All-In
Anthropic's Digital God, Pope vs AI, Job Loss Narrative Flips, Open Source Crackdown Coming?
with Bill Gurley, David Sacks, and Chamath Palihapitiya
30 May 2026
8 min read
2h 15m
TL;DR
The Pope's AI encyclical mirrors failed 1891 predictions about industrialization, yet raises valid concerns about centralized power. The real threat isn't AI itself but regulatory capture and government overreach—competition and antitrust enforcement are better safeguards than new regulators. Young workers using AI as a learning tool (not a shortcut) will thrive; the job loss narrative is flipping as trillion-dollar AI opportunities emerge.

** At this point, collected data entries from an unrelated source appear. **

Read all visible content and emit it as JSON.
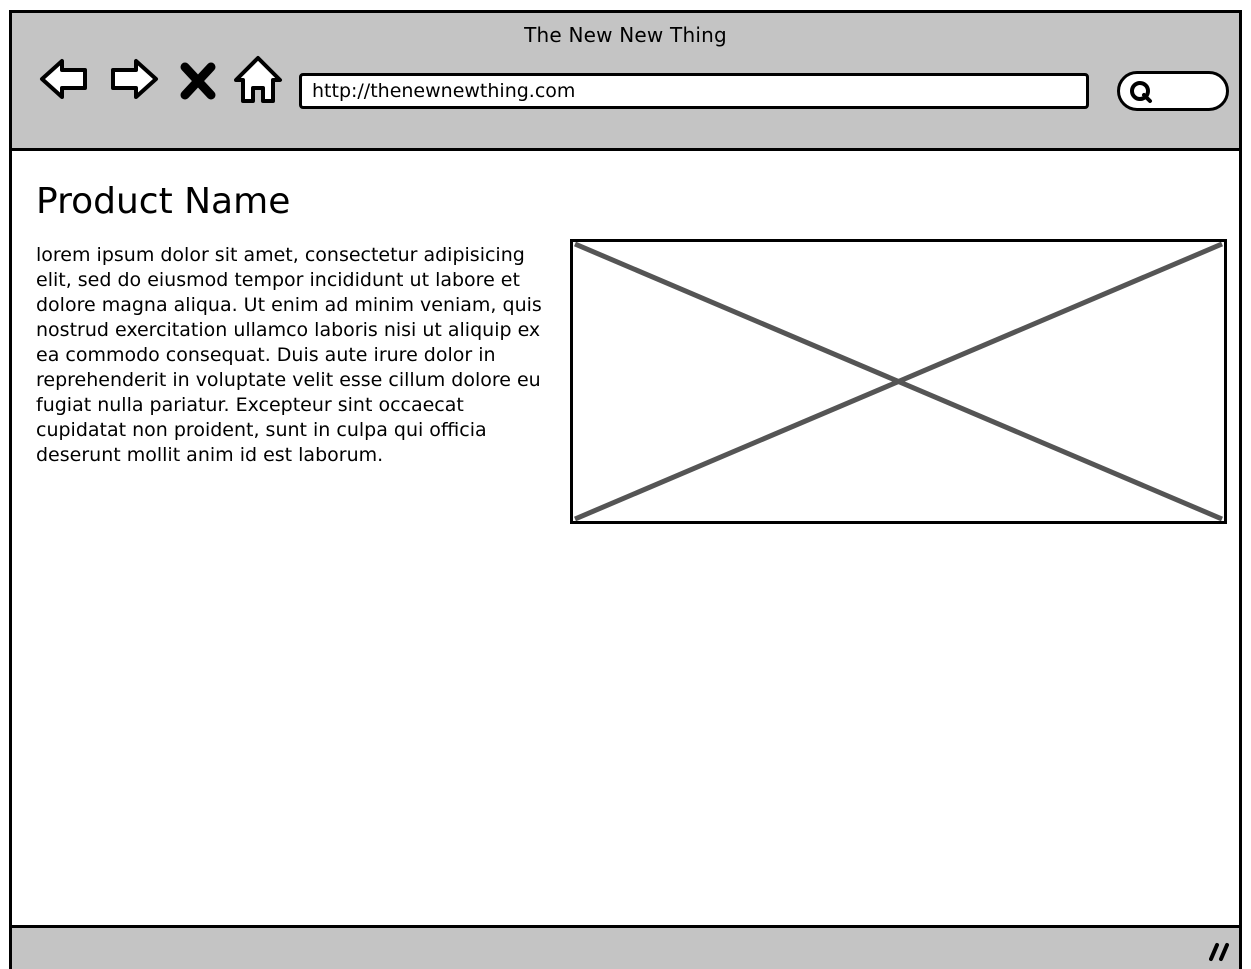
{
  "window": {
    "title": "The New New Thing"
  },
  "toolbar": {
    "back_icon": "back-arrow-icon",
    "forward_icon": "forward-arrow-icon",
    "stop_icon": "close-x-icon",
    "home_icon": "home-icon",
    "search_icon": "search-icon"
  },
  "address_bar": {
    "url": "http://thenewnewthing.com"
  },
  "content": {
    "product_name": "Product Name",
    "description": "lorem ipsum dolor sit amet, consectetur adipisicing elit, sed do eiusmod tempor incididunt ut labore et dolore magna aliqua. Ut enim ad minim veniam, quis nostrud exercitation ullamco laboris nisi ut aliquip ex ea commodo consequat. Duis aute irure dolor in reprehenderit in voluptate velit esse cillum dolore eu fugiat nulla pariatur. Excepteur sint occaecat cupidatat non proident, sunt in culpa qui officia deserunt mollit anim id est laborum.",
    "image_icon": "image-placeholder-icon"
  },
  "status_bar": {
    "grip_icon": "resize-grip-icon"
  },
  "colors": {
    "chrome": "#c4c4c4",
    "outline": "#000000",
    "placeholder_cross": "#555555"
  }
}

All-In is a weekly podcast featuring four prominent tech investors and entrepreneurs discussing the latest developments in AI, startups, and business. This episode covers the Pope's 42,000-word encyclical on AI, the flipping narrative around job loss, Anthropic's philosophy, and open-source regulation concerns.
Takeaways
1
Competition beats regulation for AI safety Rather than creating an FDA-style AI regulator (which will eventually expand its definition of 'safety' to censorship), enforce antitrust aggressively to keep the market competitive. Five frontier labs competing checks each other's power better than any government agency, and consumers can switch if one company overreaches.
2
AI proficiency is the new spreadsheet skill New graduates with hands-on Claude/ChatGPT experience have 10x advantage over peers. The multiplier comes not from using AI as a shortcut, but as a learning accelerator—asking it to build prompts, iterate on systems thinking, and supervise its own outputs. This skill compounds as workers learn to get better with these tools over time.
3
Job loss narrative is flipping as opportunities scale The 2023-2024 AI doom narrative failed to account for trillion-dollar infrastructure builds creating massive job growth. Young workers are shifting from 'will AI replace me?' to 'how do I use AI to do my job better?'—a mindset change driven by high agency and fascination with the work itself, not fear of disruption.